Message

Gedanken zur ersten Lockerung von Kirchenratspräsident Michel Müller

Jederzeit seien deine Kleider weiss,
und an Öl auf deinem Haupt
soll es nicht fehlen.

(Prediger 9,8)

 

Liebe Mitarbeitende und Mitglieder von Behörden

Als ich hörte, dass als erstes Coiffeur-, Kosmetik und sogar Tattoo-Salons aufgehen sollten, dachte ich zunächst, das sei fast derselbe Witz wie das Hamstern von WC-Papier. Abgesehen von der wirtschaftlichen Problematik, die aber viele andere Läden ja auch haben: Was soll denn ausgerechnet an Schönheitssalons so wichtig, offenbar fast «systemrelevant sein»? Und doch war ich am Montag als einer der Ersten beim Coiffeur, neben einer alten Frau mit völlig zerzauster Frisur. Selbstverständlich mit Maske, sodass ich meine Coiffeuse gar nicht erkannte als eine Frau, die ich vor 12 Jahren verheiratet habe. Was für eine schöne Überraschung, und natürlich konnten wir dann über einiges sprechen. Während ich uns so im Spiegel sah, dachte ich (trotz Maske): Sind wir nicht Gottes Ebenbild? Und das Bild Gottes «schön machen» zu lassen, ist das nicht gar so etwas wie Gott zu loben? Jedenfalls war es schön, das zufriedene Gesicht der Dame mit den vordem zerzausten Haaren zu sehen, die sich wohl wieder etwas mehr wie ein Mensch fühlte.
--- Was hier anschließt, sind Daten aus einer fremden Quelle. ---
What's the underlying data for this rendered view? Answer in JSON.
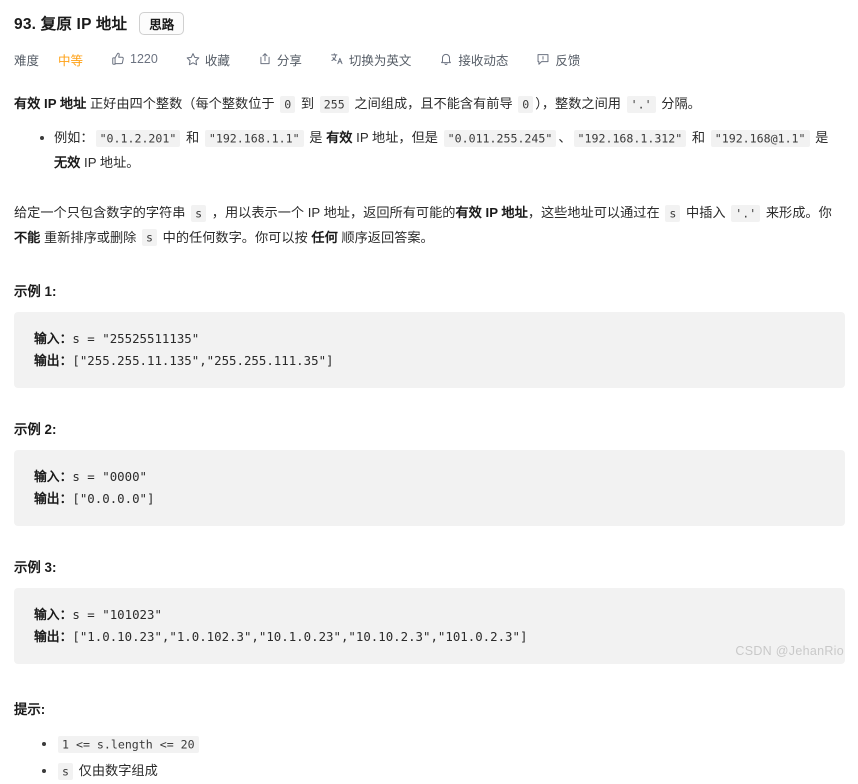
{
  "header": {
    "title": "93. 复原 IP 地址",
    "idea_badge": "思路"
  },
  "toolbar": {
    "difficulty_label": "难度",
    "difficulty_value": "中等",
    "like_count": "1220",
    "favorite_label": "收藏",
    "share_label": "分享",
    "translate_label": "切换为英文",
    "subscribe_label": "接收动态",
    "feedback_label": "反馈",
    "icons": {
      "thumbs_up": "thumbs-up-icon",
      "star": "star-icon",
      "share": "share-icon",
      "translate": "translate-icon",
      "bell": "bell-icon",
      "feedback": "feedback-icon"
    }
  },
  "description": {
    "line1_a": "有效 IP 地址",
    "line1_b": " 正好由四个整数（每个整数位于 ",
    "code_0": "0",
    "line1_c": " 到 ",
    "code_255": "255",
    "line1_d": " 之间组成，且不能含有前导 ",
    "code_0b": "0",
    "line1_e": "），整数之间用 ",
    "code_dot": "'.'",
    "line1_f": " 分隔。",
    "bullet_prefix": "例如：",
    "ex_valid_1": "\"0.1.2.201\"",
    "ex_and_1": " 和 ",
    "ex_valid_2": "\"192.168.1.1\"",
    "ex_is": " 是 ",
    "ex_valid_word": "有效",
    "ex_ip_addr": " IP 地址，但是 ",
    "ex_invalid_1": "\"0.011.255.245\"",
    "ex_pause": "、",
    "ex_invalid_2": "\"192.168.1.312\"",
    "ex_and_2": " 和 ",
    "ex_invalid_3": "\"192.168@1.1\"",
    "ex_is_2": " 是 ",
    "ex_invalid_word": "无效",
    "ex_tail": " IP 地址。"
  },
  "problem": {
    "p_a": "给定一个只包含数字的字符串 ",
    "code_s1": "s",
    "p_b": " ，用以表示一个 IP 地址，返回所有可能的",
    "p_bold_valid": "有效 IP 地址",
    "p_c": "，这些地址可以通过在 ",
    "code_s2": "s",
    "p_d": " 中插入 ",
    "code_dot": "'.'",
    "p_e": " 来形成。你 ",
    "p_bold_cannot": "不能",
    "p_f": " 重新排序或删除 ",
    "code_s3": "s",
    "p_g": " 中的任何数字。你可以按 ",
    "p_bold_any": "任何",
    "p_h": " 顺序返回答案。"
  },
  "examples": [
    {
      "title": "示例 1:",
      "input_label": "输入：",
      "input_value": "s = \"25525511135\"",
      "output_label": "输出：",
      "output_value": "[\"255.255.11.135\",\"255.255.111.35\"]"
    },
    {
      "title": "示例 2:",
      "input_label": "输入：",
      "input_value": "s = \"0000\"",
      "output_label": "输出：",
      "output_value": "[\"0.0.0.0\"]"
    },
    {
      "title": "示例 3:",
      "input_label": "输入：",
      "input_value": "s = \"101023\"",
      "output_label": "输出：",
      "output_value": "[\"1.0.10.23\",\"1.0.102.3\",\"10.1.0.23\",\"10.10.2.3\",\"101.0.2.3\"]"
    }
  ],
  "hints": {
    "title": "提示:",
    "items": [
      {
        "code": "1 <= s.length <= 20",
        "text": ""
      },
      {
        "code": "s",
        "text": " 仅由数字组成"
      }
    ]
  },
  "watermark": "CSDN @JehanRio",
  "colors": {
    "accent_orange": "#ffa116",
    "code_bg": "#f2f2f2",
    "text": "#2b2b2b",
    "muted": "#555c66"
  }
}
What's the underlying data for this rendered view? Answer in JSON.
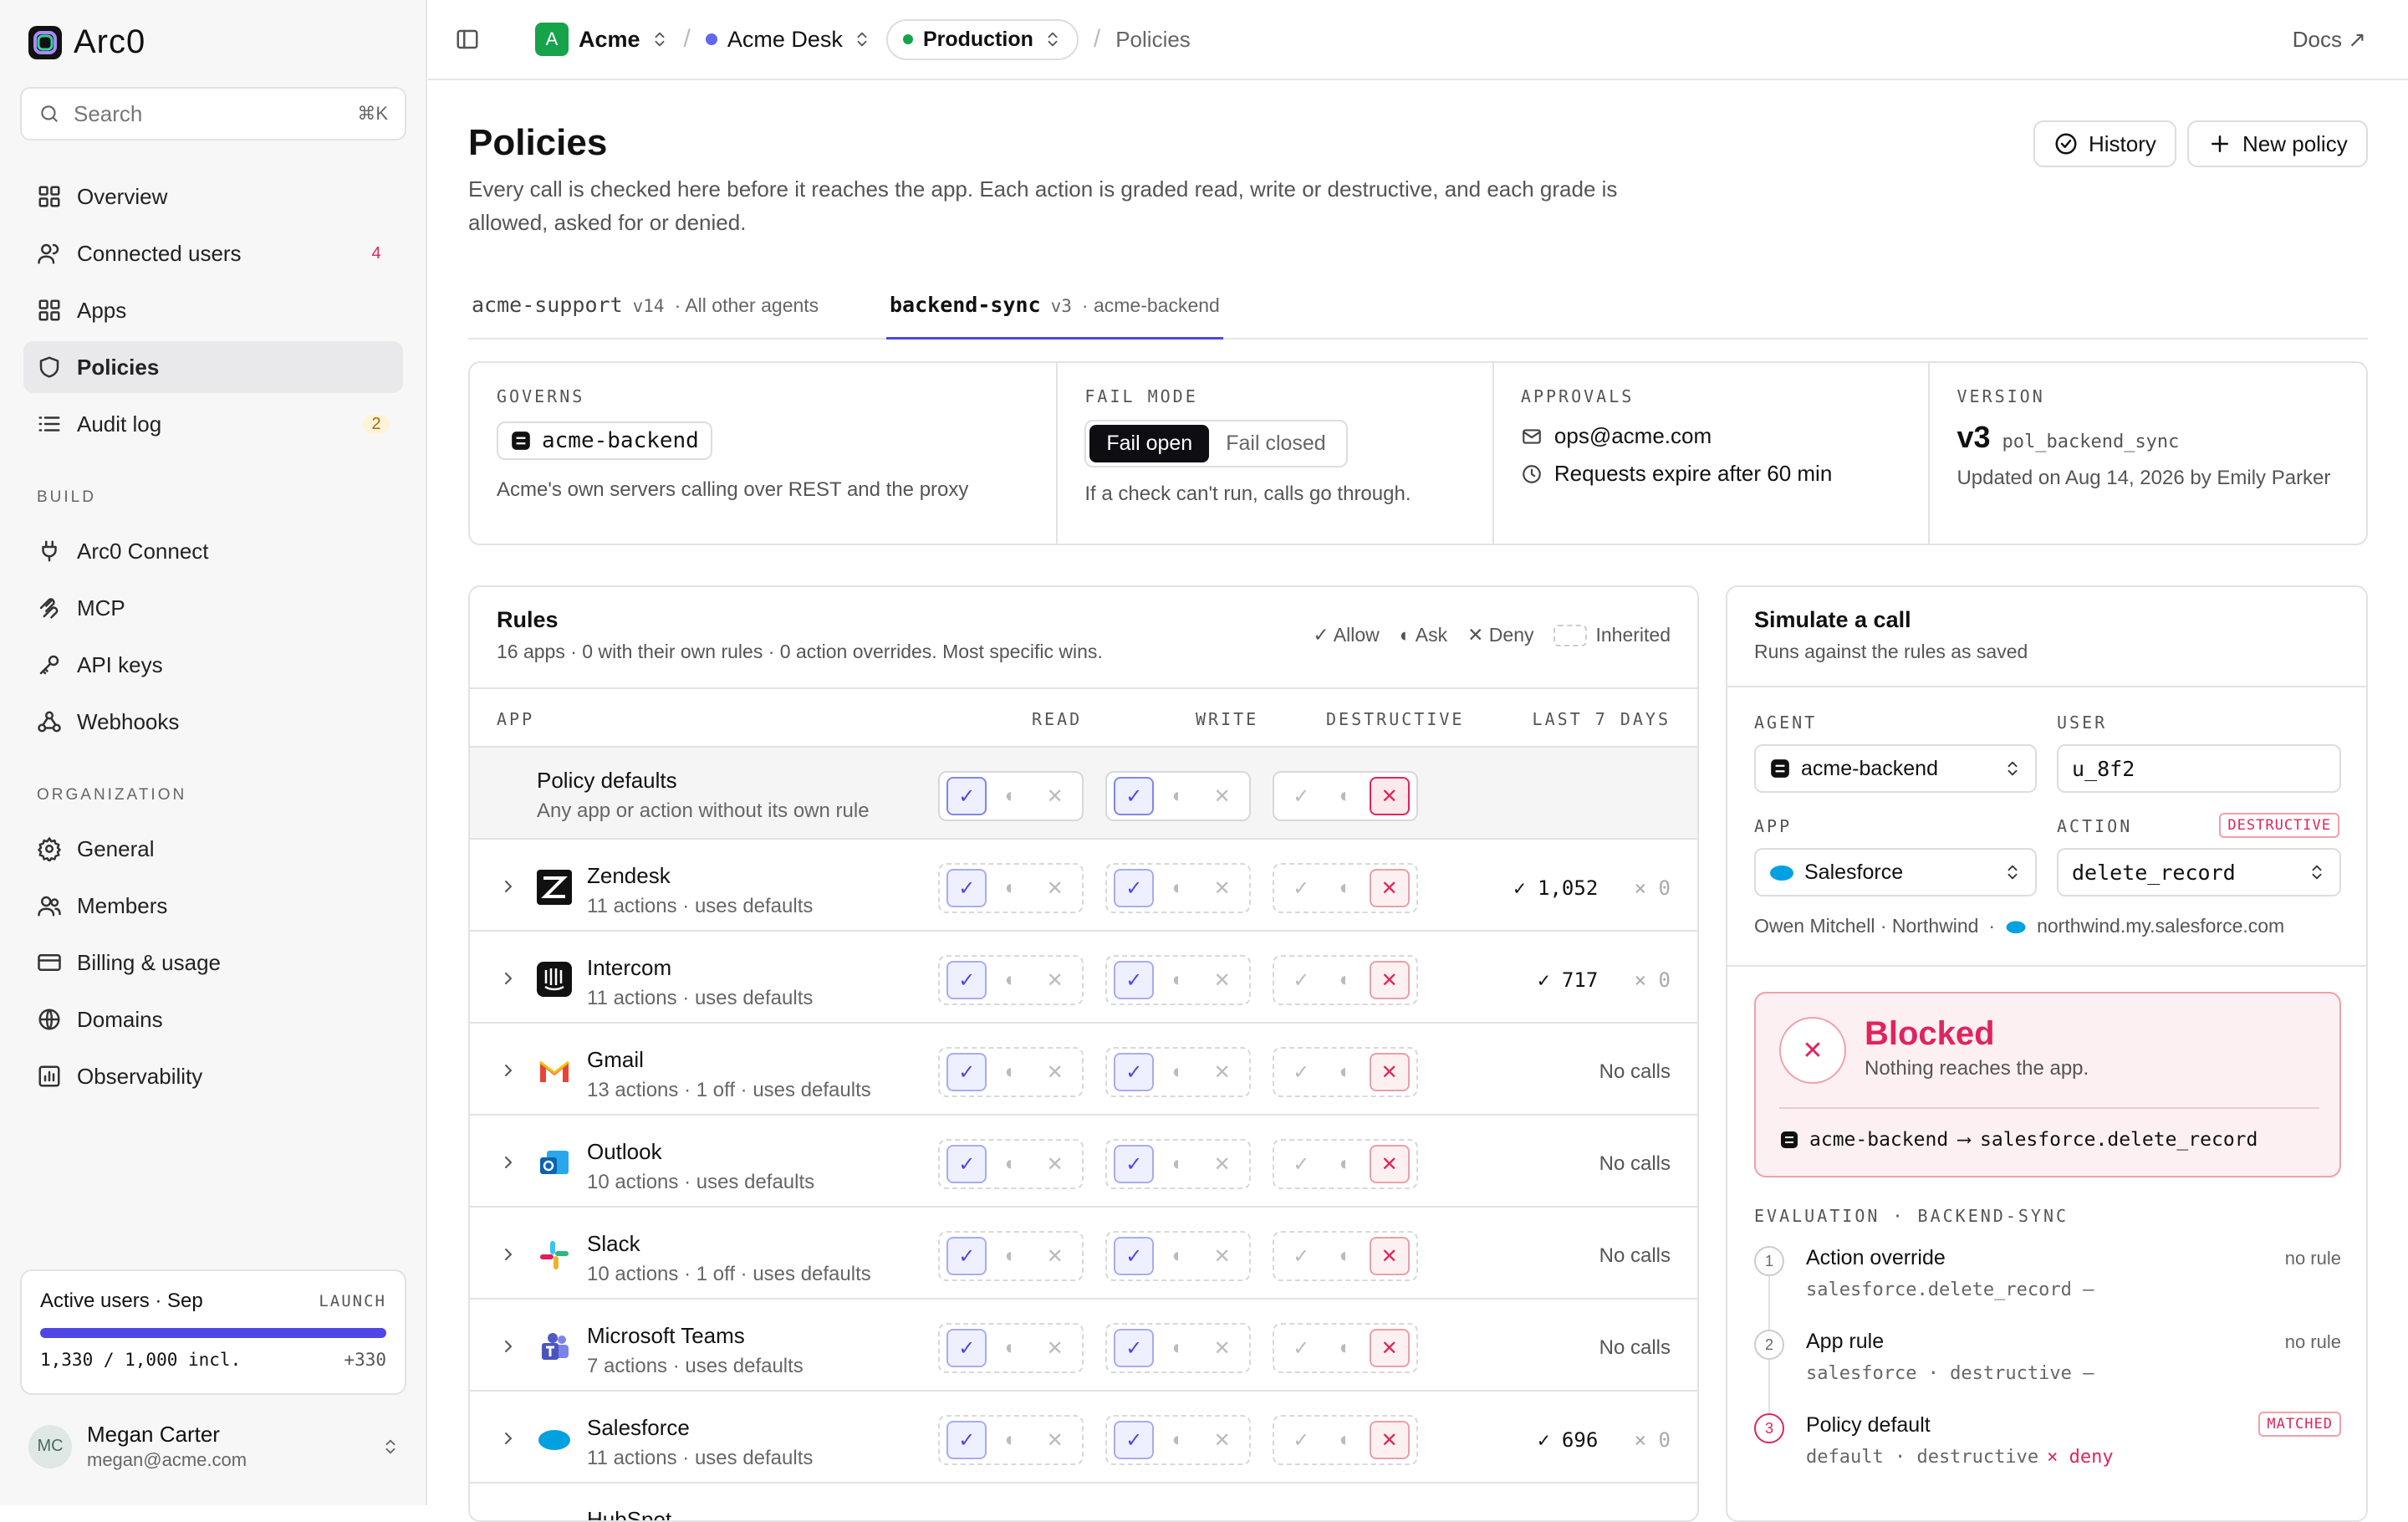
{
  "brand": {
    "name": "Arc0"
  },
  "search": {
    "placeholder": "Search",
    "shortcut": "⌘K"
  },
  "nav": [
    {
      "label": "Overview",
      "icon": "grid-icon",
      "count": ""
    },
    {
      "label": "Connected users",
      "icon": "users-icon",
      "count": "4"
    },
    {
      "label": "Apps",
      "icon": "apps-icon",
      "count": ""
    },
    {
      "label": "Policies",
      "icon": "shield-icon",
      "count": "",
      "active": true
    },
    {
      "label": "Audit log",
      "icon": "list-icon",
      "count": "2"
    }
  ],
  "sections": {
    "build": "BUILD",
    "organization": "ORGANIZATION"
  },
  "build_nav": [
    {
      "label": "Arc0 Connect",
      "icon": "plug-icon"
    },
    {
      "label": "MCP",
      "icon": "mcp-icon"
    },
    {
      "label": "API keys",
      "icon": "key-icon"
    },
    {
      "label": "Webhooks",
      "icon": "webhook-icon"
    }
  ],
  "org_nav": [
    {
      "label": "General",
      "icon": "gear-icon"
    },
    {
      "label": "Members",
      "icon": "members-icon"
    },
    {
      "label": "Billing & usage",
      "icon": "card-icon"
    },
    {
      "label": "Domains",
      "icon": "globe-icon"
    },
    {
      "label": "Observability",
      "icon": "chart-icon"
    }
  ],
  "usage": {
    "title": "Active users · Sep",
    "tag": "LAUNCH",
    "value": "1,330 / 1,000 incl.",
    "over": "+330",
    "fill": 1.0
  },
  "user": {
    "initials": "MC",
    "name": "Megan Carter",
    "email": "megan@acme.com"
  },
  "topbar": {
    "org": "Acme",
    "org_initial": "A",
    "project": "Acme Desk",
    "env": "Production",
    "page": "Policies",
    "docs": "Docs ↗"
  },
  "page": {
    "title": "Policies",
    "description": "Every call is checked here before it reaches the app. Each action is graded read, write or destructive, and each grade is allowed, asked for or denied.",
    "history": "History",
    "new_policy": "New policy"
  },
  "tabs": [
    {
      "name": "acme-support",
      "ver": "v14",
      "scope": "· All other agents"
    },
    {
      "name": "backend-sync",
      "ver": "v3",
      "scope": "· acme-backend",
      "active": true
    }
  ],
  "info": {
    "governs_label": "GOVERNS",
    "governs_value": "acme-backend",
    "governs_desc": "Acme's own servers calling over REST and the proxy",
    "fail_label": "FAIL MODE",
    "fail_open": "Fail open",
    "fail_closed": "Fail closed",
    "fail_desc": "If a check can't run, calls go through.",
    "approvals_label": "APPROVALS",
    "approvals_email": "ops@acme.com",
    "approvals_expire": "Requests expire after 60 min",
    "version_label": "VERSION",
    "version": "v3",
    "version_id": "pol_backend_sync",
    "version_updated": "Updated on Aug 14, 2026 by Emily Parker"
  },
  "rules": {
    "title": "Rules",
    "subtitle": "16 apps · 0 with their own rules · 0 action overrides. Most specific wins.",
    "legend": {
      "allow": "✓ Allow",
      "ask": "◐ Ask",
      "deny": "✕ Deny",
      "inherited": "Inherited"
    },
    "columns": {
      "app": "APP",
      "read": "READ",
      "write": "WRITE",
      "destructive": "DESTRUCTIVE",
      "last": "LAST 7 DAYS"
    },
    "defaults": {
      "name": "Policy defaults",
      "sub": "Any app or action without its own rule"
    },
    "rows": [
      {
        "name": "Zendesk",
        "sub": "11 actions · uses defaults",
        "allow": "✓ 1,052",
        "deny": "× 0",
        "icon": "zendesk-icon"
      },
      {
        "name": "Intercom",
        "sub": "11 actions · uses defaults",
        "allow": "✓ 717",
        "deny": "× 0",
        "icon": "intercom-icon"
      },
      {
        "name": "Gmail",
        "sub": "13 actions · 1 off · uses defaults",
        "allow": "No calls",
        "deny": "",
        "icon": "gmail-icon"
      },
      {
        "name": "Outlook",
        "sub": "10 actions · uses defaults",
        "allow": "No calls",
        "deny": "",
        "icon": "outlook-icon"
      },
      {
        "name": "Slack",
        "sub": "10 actions · 1 off · uses defaults",
        "allow": "No calls",
        "deny": "",
        "icon": "slack-icon"
      },
      {
        "name": "Microsoft Teams",
        "sub": "7 actions · uses defaults",
        "allow": "No calls",
        "deny": "",
        "icon": "teams-icon"
      },
      {
        "name": "Salesforce",
        "sub": "11 actions · uses defaults",
        "allow": "✓ 696",
        "deny": "× 0",
        "icon": "salesforce-icon"
      },
      {
        "name": "HubSpot",
        "sub": "",
        "allow": "",
        "deny": "",
        "icon": "hubspot-icon"
      }
    ]
  },
  "sim": {
    "title": "Simulate a call",
    "subtitle": "Runs against the rules as saved",
    "agent_label": "AGENT",
    "agent": "acme-backend",
    "user_label": "USER",
    "user": "u_8f2",
    "app_label": "APP",
    "app": "Salesforce",
    "action_label": "ACTION",
    "action_tag": "DESTRUCTIVE",
    "action": "delete_record",
    "context_user": "Owen Mitchell · Northwind",
    "context_domain": "northwind.my.salesforce.com",
    "result_title": "Blocked",
    "result_sub": "Nothing reaches the app.",
    "route_from": "acme-backend",
    "route_to": "salesforce.delete_record",
    "eval_label": "EVALUATION · BACKEND-SYNC",
    "steps": [
      {
        "n": "1",
        "title": "Action override",
        "detail": "salesforce.delete_record —",
        "status": "no rule"
      },
      {
        "n": "2",
        "title": "App rule",
        "detail": "salesforce · destructive —",
        "status": "no rule"
      },
      {
        "n": "3",
        "title": "Policy default",
        "detail": "default · destructive",
        "deny": "× deny",
        "status": "MATCHED"
      }
    ]
  },
  "colors": {
    "accent": "#4f46e5",
    "danger": "#e0245e",
    "sidebar": "#f7f7f8"
  }
}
Lauter glückliche Menschen, die aus diesem Gottesdienst, pardon, Coiffeursalon hinausgingen...

Doch noch einmal kritisch: Müssten wir als Kirche nicht andere Werte vertreten, ewige, anstatt der schönen Vergänglichkeit zu huldigen? Sind wir manchmal nicht fast etwas gekränkt, dass die Schönheit (inkl. Tattoos!!) erlaubt wird, aber der Gottesdienstbesuch nicht?

Mit einer ähnlichen Wertfrage wurde Jesus kurz vor seinem Tod konfrontiert. Eine Frau, nach gewissen Quellen eine sogenannte Sünderin, was etwa so zweideutig klingt, wie wenn wir «Massagesalons» sagen, leerte eine sündhaft teure Flasche Parfümöl über ihm aus, für das sie selber wohl mehr als ein Jahr arbeiten musste (Mk. 14 par). Und die Kritik der anwesenden Männer (Kunden?) kam sogleich: Dafür hätte man den Armen etwas geben können. Ironischerweise könnten das die Männer ja direkt, ohne Umweg über die Sünderin, aber ich schweife ab. Die Antwort Jesu ist von seltener Schnoddrigkeit: «die Armen habt ihr allezeit». Lukas, der Evangelist der Armen, überliefert sie nicht. Das ging ihm wohl zu weit. Aber die Begründung ist überraschend: «Sie hat mich zum Begräbnis gesalbt.» In der Tat: Als am Ostermorgen die Frauen Jesus, den «Christus», den «Gesalbten» salben wollten, war es zu spät: Er war nicht mehr da. Also hatte ausgerechnet die «Sünderin» ihn zum Christus gesalbt!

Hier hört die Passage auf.